STF MS 23294 AgR
CIVILEMENTA
AGRAVO INTERNO EM MANDADO DE SEGURANÇA. DELIBERAÇÃO IMPUGNADA QUE SE INSERE NO ÂMBITO DAS ATRIBUIÇÕES CONSTITUCIONAIS DO TRIBUNAL DE CONTAS DA UNIÃO. EXIGÊNCIA DE CONCURSO PÚBLICO PARA ADMISSÃO DE EMPREGADOS POR EMPRESA ESTATAL DE TERCEIRO GRAU. SOCIEDADE POR COTAS DE RESPONSABILIDADE LIMITADA CONTROLADA POR SUBSIDIÁRIA INTEGRAL DO BANCO DO BRASIL. ADMINISTRAÇÃO PÚBLICA INDIRETA. SUBMISSÃO A REGIME DE DIREITO PRIVADO COM DERROGAÇÕES DE DIREITO PÚBLICO.
1. No exercício da missão constitucional de auxilar o Congresso Nacional na atividade de controle externo, o Tribunal de Contas da União está incumbido de fiscalizar órgãos e entidades da administração federal direta e indireta.
2. As cotas do capital social da BBTur pertencem, em última análise, integralmente ao Banco do Brasil S.A., diretamente ou por intermédio da subsidiária integral BB Cayman Islands Holding. Por sua vez, a maioria do capital social com direito a voto da sociedade de economia mista Banco do Brasil é de titularidade da União. Daí concluir-se que a gestão do capital social da BBTur tem impacto nos resultados do conglomerado Banco do Brasil e, portanto, no erário.
3. Resultado de processo de descentralização do poder, por meio da criação de pessoas jurídicas, a administração pública indireta é constituída por autarquias, fundações públicas e empresas estatais. Qualificam-se como empresas estatais as sociedades de economia mista e as empresas públicas, bem assim como as respectivas subsidiárias ou controladas.
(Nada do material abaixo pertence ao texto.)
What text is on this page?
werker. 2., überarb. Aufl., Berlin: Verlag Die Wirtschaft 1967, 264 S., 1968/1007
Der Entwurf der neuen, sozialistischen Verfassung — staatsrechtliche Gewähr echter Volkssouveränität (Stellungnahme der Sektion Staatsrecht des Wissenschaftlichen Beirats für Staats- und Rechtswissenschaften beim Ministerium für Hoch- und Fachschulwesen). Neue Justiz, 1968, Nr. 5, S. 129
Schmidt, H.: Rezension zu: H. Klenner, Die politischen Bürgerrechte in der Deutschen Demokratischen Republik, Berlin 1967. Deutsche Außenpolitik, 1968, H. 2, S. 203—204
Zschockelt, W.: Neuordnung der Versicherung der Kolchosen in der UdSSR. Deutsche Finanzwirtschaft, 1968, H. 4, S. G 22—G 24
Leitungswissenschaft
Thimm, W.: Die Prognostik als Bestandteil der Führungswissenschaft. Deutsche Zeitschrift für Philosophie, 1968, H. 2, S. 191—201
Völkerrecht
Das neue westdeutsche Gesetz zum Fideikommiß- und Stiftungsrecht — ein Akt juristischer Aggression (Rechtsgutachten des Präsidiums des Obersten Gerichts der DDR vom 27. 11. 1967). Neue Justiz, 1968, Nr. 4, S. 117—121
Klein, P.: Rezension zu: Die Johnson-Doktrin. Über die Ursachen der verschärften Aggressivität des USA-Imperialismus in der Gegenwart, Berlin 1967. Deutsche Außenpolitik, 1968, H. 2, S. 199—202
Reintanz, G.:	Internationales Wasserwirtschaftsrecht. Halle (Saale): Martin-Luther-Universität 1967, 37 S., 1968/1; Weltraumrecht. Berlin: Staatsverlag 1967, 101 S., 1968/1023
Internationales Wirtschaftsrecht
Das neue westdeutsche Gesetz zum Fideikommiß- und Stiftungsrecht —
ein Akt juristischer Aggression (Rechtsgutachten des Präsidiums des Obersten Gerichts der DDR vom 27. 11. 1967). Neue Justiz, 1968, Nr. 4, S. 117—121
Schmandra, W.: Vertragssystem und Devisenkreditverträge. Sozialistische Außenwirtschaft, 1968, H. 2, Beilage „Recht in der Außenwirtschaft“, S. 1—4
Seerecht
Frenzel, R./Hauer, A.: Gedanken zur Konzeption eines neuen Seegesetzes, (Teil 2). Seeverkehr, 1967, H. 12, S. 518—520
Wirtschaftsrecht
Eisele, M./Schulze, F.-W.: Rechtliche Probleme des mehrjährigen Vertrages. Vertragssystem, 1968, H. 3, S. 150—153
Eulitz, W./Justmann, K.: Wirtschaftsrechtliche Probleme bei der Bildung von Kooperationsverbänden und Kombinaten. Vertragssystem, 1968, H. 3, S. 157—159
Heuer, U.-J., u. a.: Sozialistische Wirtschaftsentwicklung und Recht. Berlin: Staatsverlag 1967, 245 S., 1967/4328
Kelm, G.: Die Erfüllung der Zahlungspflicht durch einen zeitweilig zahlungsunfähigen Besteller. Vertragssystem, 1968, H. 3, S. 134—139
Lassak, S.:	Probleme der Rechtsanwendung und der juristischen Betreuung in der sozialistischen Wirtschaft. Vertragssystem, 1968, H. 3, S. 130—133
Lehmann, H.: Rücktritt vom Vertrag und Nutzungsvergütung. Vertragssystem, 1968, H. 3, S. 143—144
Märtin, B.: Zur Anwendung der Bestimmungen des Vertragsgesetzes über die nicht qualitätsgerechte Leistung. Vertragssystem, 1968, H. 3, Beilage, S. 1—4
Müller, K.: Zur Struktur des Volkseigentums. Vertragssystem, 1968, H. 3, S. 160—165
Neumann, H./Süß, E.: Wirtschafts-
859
4. Tendo em vista a sua condição de sociedade por cotas de responsabilidade limitada controlada por subsidiária integral do Banco do Brasil, a ora agravante, BBTur, em taxonomia adotada pela doutrina, consiste em empresa estatal de terceiro grau. A União possui a maioria das ações com direito a voto da empresa estatal principal ou de primeiro grau, qual seja, o Banco do Brasil. A referida sociedade de economia mista, por sua vez, por intermédio da subsidiária integral BB Cayman Islands Holding, estatal de segundo grau, controla a BBTur, estatal de terceiro grau. À luz dessa cadeia de controle em três níveis, a BBTur é sociedade empresária indiretamente controlada pela União e, nessa condição, submetida, sob pena de burla aos princípios da impessoalidade e da moralidade, a regime de direito privado com derrogações de direito público, em especial quanto à forma de admissão de pessoal e de contratação de bens e serviços.
5. Entes da administração pública indireta detentores de personalidade jurídica de direito privado e endereçados à exploração de atividade econômica também estão jungidos ao previsto no art. 37, II, da Magna Carta. Precedente: MS 21322, Plenário, Rel. Min. Paulo Brossard, DJ de 23.4.1993.
6. Admissões realizadas por empresas estatais sem observância da exigência constitucional de prévia aprovação em concurso público não estão protegidas pela garantia do ato jurídico perfeito nem resguardadas pelos princípios da proteção da confiança e da segurança jurídica. Precedentes.
7. Agravo interno conhecido e não provido, com aplicação, no caso de votação unânime, da penalidade prevista no art. 1.021, § 4º, do CPC, calculada à razão de 1% (um por cento) sobre o valor atualizado da causa.